Calculate the characteristic cable attenuations for the variant

$\boldsymbol{\rm B}\text{:} \hspace{0.4cm} {\rm a}_{\ast} \ = \ $

$ \ \rm dB$
$\boldsymbol{\rm C}\text{:} \hspace{0.4cm} {\rm a}_{\ast} \ = \ $

$ \ \rm dB$
$\boldsymbol{\rm D}\text{:} \hspace{0.4cm} {\rm a}_{\ast} \ = \ $

$ \ \rm dB$
$\boldsymbol{\rm E}\text{:} \hspace{0.4cm} {\rm a}_{\ast} \ = \ $

$ \ \rm dB$


Solution

(1)  Correct is the second proposed solution:

  • In all xDSL variants, the downstream is operated at a higher bit rate than the upstream.
  • This principle results from user behavior. One fetches much more data to the computer (downstream) than in the reverse direction.


(2)  Correct is the second proposed solution:

  • VDSL offers higher data rates.
  • High data rate, however, is only possible with relatively short line lengths.

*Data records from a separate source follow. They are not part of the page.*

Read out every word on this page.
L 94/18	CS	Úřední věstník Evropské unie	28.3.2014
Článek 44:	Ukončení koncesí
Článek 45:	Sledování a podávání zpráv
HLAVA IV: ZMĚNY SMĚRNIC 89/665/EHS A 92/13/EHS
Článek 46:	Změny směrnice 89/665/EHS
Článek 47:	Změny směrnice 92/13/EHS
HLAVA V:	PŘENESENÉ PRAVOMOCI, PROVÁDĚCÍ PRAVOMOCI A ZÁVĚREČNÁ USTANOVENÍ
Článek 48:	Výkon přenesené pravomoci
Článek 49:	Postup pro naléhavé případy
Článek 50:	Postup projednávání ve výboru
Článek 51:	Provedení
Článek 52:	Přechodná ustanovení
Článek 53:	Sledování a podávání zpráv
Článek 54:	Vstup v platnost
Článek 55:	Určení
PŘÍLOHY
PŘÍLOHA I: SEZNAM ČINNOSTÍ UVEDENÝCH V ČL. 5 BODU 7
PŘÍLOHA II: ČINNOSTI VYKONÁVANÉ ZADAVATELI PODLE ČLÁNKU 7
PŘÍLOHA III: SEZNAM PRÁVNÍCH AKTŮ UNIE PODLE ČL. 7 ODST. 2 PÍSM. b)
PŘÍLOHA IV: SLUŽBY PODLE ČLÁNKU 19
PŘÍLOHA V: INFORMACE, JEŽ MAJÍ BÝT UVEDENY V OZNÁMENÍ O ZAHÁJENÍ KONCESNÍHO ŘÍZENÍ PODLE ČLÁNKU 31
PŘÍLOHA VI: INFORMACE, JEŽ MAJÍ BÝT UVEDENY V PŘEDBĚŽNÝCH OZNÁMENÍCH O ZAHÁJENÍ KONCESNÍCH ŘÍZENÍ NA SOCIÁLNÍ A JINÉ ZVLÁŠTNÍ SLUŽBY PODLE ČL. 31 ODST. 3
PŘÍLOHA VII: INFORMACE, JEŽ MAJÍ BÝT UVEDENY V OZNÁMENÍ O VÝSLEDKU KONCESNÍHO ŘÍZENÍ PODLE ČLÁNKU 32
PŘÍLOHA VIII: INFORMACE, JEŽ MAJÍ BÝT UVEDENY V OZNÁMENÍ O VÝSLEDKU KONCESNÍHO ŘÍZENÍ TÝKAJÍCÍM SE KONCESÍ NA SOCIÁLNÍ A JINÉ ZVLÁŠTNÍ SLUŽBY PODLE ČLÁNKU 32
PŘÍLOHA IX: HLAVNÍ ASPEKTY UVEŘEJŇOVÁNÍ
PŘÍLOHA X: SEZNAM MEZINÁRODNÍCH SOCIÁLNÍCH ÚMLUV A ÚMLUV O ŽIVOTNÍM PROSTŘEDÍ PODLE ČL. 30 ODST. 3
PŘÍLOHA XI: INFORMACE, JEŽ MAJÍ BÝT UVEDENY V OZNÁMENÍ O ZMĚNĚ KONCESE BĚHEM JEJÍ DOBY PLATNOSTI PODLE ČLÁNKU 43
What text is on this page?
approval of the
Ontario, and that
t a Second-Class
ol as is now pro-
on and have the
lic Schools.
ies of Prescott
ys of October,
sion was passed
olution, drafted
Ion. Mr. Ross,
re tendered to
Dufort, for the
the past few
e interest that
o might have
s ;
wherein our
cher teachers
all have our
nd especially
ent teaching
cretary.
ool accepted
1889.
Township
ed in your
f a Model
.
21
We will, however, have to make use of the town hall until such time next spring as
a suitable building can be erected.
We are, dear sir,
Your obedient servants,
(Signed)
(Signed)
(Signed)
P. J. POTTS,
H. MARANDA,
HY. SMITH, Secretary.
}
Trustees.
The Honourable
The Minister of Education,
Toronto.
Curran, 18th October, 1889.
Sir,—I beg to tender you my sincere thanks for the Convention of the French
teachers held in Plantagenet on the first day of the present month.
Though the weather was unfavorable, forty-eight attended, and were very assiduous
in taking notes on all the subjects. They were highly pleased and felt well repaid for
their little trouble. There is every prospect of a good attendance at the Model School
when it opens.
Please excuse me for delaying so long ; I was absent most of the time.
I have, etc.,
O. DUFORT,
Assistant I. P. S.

(3)  The range of such a Gbit/s system over two-wire line would be about $20/1000 \ {\rm km} \underline{= 20 \ \rm meters}$.

  • Consider this subtask rather academic.


(4)  Here the following characteristic cable attenuations result. For

  • variant $\boldsymbol{\rm B} \ (R_{\rm B}/2 = 3 {\rm \ Mbit/s}, \ l_{\rm max} = 2 {\rm \ km})\text{:}$
$${\rm a}_{\rm \star} = \left [ 5.1 + 14.3 \cdot 3^{0.59} \right ] \cdot 2\,{\rm dB}\hspace{0.15cm}\underline{ \approx 64.9\,{\rm dB}}\hspace{0.05cm},$$
  • variant $\boldsymbol{\rm C} \ (R_{\rm B}/2 = 6.5 {\rm \ Mbit/s}, \ l_{\rm max} = 1 {\rm \ km})\text{:}$
$${\rm a}_{\rm \star} = \left [ 5.1 + 14.3 \cdot 6.5^{0.59} \right ] \cdot 1\,{\rm dB} \hspace{0.15cm}\underline{\approx 48.2\,{\rm dB}}\hspace{0.05cm},$$
  • variant $\boldsymbol{\rm D} \ (R_{\rm B}/2 = 13 {\rm \ Mbit/s}, \ l_{\rm max} = 0.8 {\rm \ km})\text{:}$
$${\rm a}_{\rm \star} = \left [ 5.1 + 14.3 \cdot 13^{0.59} \right ] \cdot 0.8\,{\rm dB}\hspace{0.15cm}\underline{ \approx 56\,{\rm dB}}\hspace{0.05cm},$$
  • variant $\boldsymbol{\rm E} \ (R_{\rm B}/2 = 25.5 {\rm \ Mbit/s}, \ l_{\rm max} = 0.4 {\rm \ km})\text{:}$
$${\rm a}_{\rm \star} = \left [ 5.1 + 14.3 \cdot 25.5^{0.59} \right ] \cdot 0.4\,{\rm dB}\hspace{0.15cm}\underline{ \approx 40.7\,{\rm dB}}\hspace{0.05cm}.$$

Further, it should be noted:

  • The characteristic cable attenuation ${\rm a}_{\ast}$ of ADSL systems is in the range $65 \ \rm dB$ ... $68 \ \rm dB$.
  • The VDSL variants provide characteristic cable attenuations between $40 \ \rm dB$ and $56 \ \rm dB$.
  • It should be noted, however, that this system parameter ${\rm a}_{\ast}$, which is important in conventional binary baseband transmission, does not reflect the conditions in OFDM or Discrete Multitone Transmission sufficiently well.